By Guest Blogger Helen Fraser For War History Online
It cannot be denied that war is responsible for huge numbers of deaths, and an awful lot of horrific injuries. Historically, the only thing which has eliminated more people in a shorter amount of time than war is the plague. And it’s a close-run thing. So it’s understandable that people don’t tend to associate war with the preservation of life.
However, necessity being the mother of invention, warfare has, perhaps paradoxically, led to some of the greatest advances in medicine that the world has ever seen. Thus, while wars have taken millions upon millions of human lives throughout history, and consigned even more to a lifetime of pain and suffering, it has also (though perhaps indirectly) saved a great many lives and healed a great many people. Here is a brief exploration of the strangely intertwined doctrines of warfare and medicine.
The Ancient Greek Hippocrates – still revered today as the ‘father of medicine’ said that “He who desires to practice surgery must go to war.” He had a good reason for these words.
Since the beginning of organized warfare, the world’s most astute military leaders knew that they would win more battles with fitter troops. The best military commanders thus employed skilled doctors to ensure that their troops were free from sickness and recovered quickly from their wounds. This was one of the reasons why otherwise peaceable young men were eager to join fighting forces. In an era before things like universal healthcare and medical insurance, civilian doctors were expensive (and their methods were often worse for you than the disease!).
When life was dangerous and disease was rife, the healthy regime and (relatively) skilled healthcare available with a military unit actually gave many a far better chance of survival than they may have had as civilians. And the doctors themselves? Well, ancient doctors were universally acknowledged to be far more skilled than civilian doctors. Why? Partly because the military nature of their employment meant that they could not attempt to make money out of quackeries – if a patient died the doctor frequently would not get paid – and partly because the swift and concentrated level of injury incurred by battles gave them a lot of experience in what worked and what did not, at least where wound care was concerned. Furthermore, exposure to the carnage of battle allowed a good deal of gruesomely obtained expertise regarding human anatomy.
Historically, the most significant advances in trauma and emergency medicine have been born of combat situations. These include:
- The tourniquet – which limits blood flow to wounded limbs. This was almost certainly invented by Roman army doctors, who wished to perform amputations without risking their patients bleeding to death.
- The ligature – a method of tying the ends of sliced arteries to prevent patients from bleeding to death.
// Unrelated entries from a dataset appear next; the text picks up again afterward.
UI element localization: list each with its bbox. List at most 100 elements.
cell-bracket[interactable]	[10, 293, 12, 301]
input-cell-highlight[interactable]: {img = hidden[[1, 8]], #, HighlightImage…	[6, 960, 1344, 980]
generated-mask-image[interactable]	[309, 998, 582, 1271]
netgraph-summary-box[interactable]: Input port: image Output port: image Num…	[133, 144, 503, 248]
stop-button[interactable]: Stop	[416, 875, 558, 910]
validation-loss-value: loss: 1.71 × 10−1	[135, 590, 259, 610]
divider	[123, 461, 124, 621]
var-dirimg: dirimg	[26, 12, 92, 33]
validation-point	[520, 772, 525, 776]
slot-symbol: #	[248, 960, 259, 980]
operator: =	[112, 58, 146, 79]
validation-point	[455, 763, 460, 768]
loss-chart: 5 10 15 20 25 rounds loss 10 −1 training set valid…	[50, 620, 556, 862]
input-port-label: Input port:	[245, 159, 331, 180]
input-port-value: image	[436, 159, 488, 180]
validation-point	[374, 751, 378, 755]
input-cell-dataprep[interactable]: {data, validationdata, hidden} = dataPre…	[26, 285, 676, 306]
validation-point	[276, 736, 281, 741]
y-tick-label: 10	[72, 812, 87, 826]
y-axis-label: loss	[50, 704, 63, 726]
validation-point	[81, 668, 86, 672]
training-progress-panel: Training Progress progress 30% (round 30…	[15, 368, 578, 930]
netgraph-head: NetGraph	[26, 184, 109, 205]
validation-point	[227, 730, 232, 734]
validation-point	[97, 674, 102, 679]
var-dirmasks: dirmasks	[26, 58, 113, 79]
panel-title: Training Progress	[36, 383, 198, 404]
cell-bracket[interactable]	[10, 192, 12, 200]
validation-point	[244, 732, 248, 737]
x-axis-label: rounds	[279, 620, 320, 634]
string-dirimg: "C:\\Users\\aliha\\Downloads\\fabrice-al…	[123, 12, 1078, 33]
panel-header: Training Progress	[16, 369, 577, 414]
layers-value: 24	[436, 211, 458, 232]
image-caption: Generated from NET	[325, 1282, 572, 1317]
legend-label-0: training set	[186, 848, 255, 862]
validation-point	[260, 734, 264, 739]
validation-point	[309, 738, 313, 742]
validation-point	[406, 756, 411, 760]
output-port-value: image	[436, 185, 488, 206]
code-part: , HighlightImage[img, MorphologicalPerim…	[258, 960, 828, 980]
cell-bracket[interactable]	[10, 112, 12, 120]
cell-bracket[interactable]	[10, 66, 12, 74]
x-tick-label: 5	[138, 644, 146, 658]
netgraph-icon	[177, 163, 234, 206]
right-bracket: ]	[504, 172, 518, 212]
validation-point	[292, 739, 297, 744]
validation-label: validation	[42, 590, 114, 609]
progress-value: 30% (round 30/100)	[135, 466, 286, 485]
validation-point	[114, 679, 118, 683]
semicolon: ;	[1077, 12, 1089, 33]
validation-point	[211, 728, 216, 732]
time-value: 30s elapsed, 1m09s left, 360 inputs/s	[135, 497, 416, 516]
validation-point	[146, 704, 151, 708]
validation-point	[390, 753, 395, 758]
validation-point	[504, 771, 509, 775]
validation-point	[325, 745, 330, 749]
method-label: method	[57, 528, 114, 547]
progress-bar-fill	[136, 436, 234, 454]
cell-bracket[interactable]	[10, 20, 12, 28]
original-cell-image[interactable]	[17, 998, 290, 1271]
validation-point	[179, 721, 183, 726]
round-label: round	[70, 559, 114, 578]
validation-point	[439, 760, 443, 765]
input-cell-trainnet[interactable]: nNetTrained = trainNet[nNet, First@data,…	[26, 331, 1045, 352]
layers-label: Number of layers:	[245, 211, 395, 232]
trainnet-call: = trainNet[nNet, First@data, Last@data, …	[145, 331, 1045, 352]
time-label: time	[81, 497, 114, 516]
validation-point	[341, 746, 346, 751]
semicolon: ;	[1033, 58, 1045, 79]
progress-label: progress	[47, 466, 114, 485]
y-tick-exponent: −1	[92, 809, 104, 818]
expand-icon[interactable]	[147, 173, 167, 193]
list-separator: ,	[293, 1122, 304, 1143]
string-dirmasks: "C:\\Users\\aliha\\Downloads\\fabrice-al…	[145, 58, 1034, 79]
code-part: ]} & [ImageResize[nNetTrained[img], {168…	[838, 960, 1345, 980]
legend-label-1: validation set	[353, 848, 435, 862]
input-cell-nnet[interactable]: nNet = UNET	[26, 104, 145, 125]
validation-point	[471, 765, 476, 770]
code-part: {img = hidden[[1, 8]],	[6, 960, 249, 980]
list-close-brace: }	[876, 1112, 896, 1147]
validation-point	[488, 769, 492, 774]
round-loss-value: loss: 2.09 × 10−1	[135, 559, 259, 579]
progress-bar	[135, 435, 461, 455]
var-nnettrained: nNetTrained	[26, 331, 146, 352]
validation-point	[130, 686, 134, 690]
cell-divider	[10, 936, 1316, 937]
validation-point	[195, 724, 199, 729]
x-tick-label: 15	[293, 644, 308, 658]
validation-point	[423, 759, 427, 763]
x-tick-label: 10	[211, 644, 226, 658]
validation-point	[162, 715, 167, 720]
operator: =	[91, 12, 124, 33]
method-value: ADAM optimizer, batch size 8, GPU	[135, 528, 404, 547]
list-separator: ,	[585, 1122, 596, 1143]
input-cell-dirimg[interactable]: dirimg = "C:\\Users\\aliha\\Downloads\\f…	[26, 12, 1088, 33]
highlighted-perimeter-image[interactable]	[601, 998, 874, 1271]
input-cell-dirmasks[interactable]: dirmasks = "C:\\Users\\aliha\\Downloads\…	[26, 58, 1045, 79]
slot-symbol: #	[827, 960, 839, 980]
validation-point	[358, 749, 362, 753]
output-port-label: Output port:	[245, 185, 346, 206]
Discovered by Ambroise Pare at the Siege of Turin in 1537.
- The ambulance – invented during the Napoleonic Wars, and advanced during the American Civil War and the First World War.
- The principles of germ control, hospital sanitation, and modern nursing – laid down by Florence Nightingale during the Crimean War.
- Triage – a method of swift assessment by which emergency patients are prioritized according to the urgency of their need. This was formalized by the French army during WW1.
- Penicillin – while this vital infection-control drug was discovered by Alexander Fleming in peacetime, it was only during WW2 that it was brought out of obscurity to treat sickly soldiers and control infections in the barracks.
Modern Medical Triumphs
Even today, the necessity of warfare continues to drive medical technology forward. Surgeons working today in combat zones are far, far more able to save lives through surgery than they were even five years ago, despite the injuries with which they are presented being no less severe.
Their methods are growing far swifter, safer, and more effective all the time. Notably, most modern militaries make efficient use of full-body scans and handheld ultrasounds, allowing them to locate internal problems extremely quickly and make informed surgical decisions within moments. Handheld ultrasound scanners also allow surgeons to pinpoint and individually anesthetize pain-transmitting nerves, something which has big implications for the treatment of chronic pain in all fields. Without a doubt, the urgency and great need for healing within combat situations will continue to drive our medical technologies for as long as there are casualties of war.
Without a doubt, the urgency and great need for healing within combat situations will continue to drive our medical technologies for as long as there are casualties of war.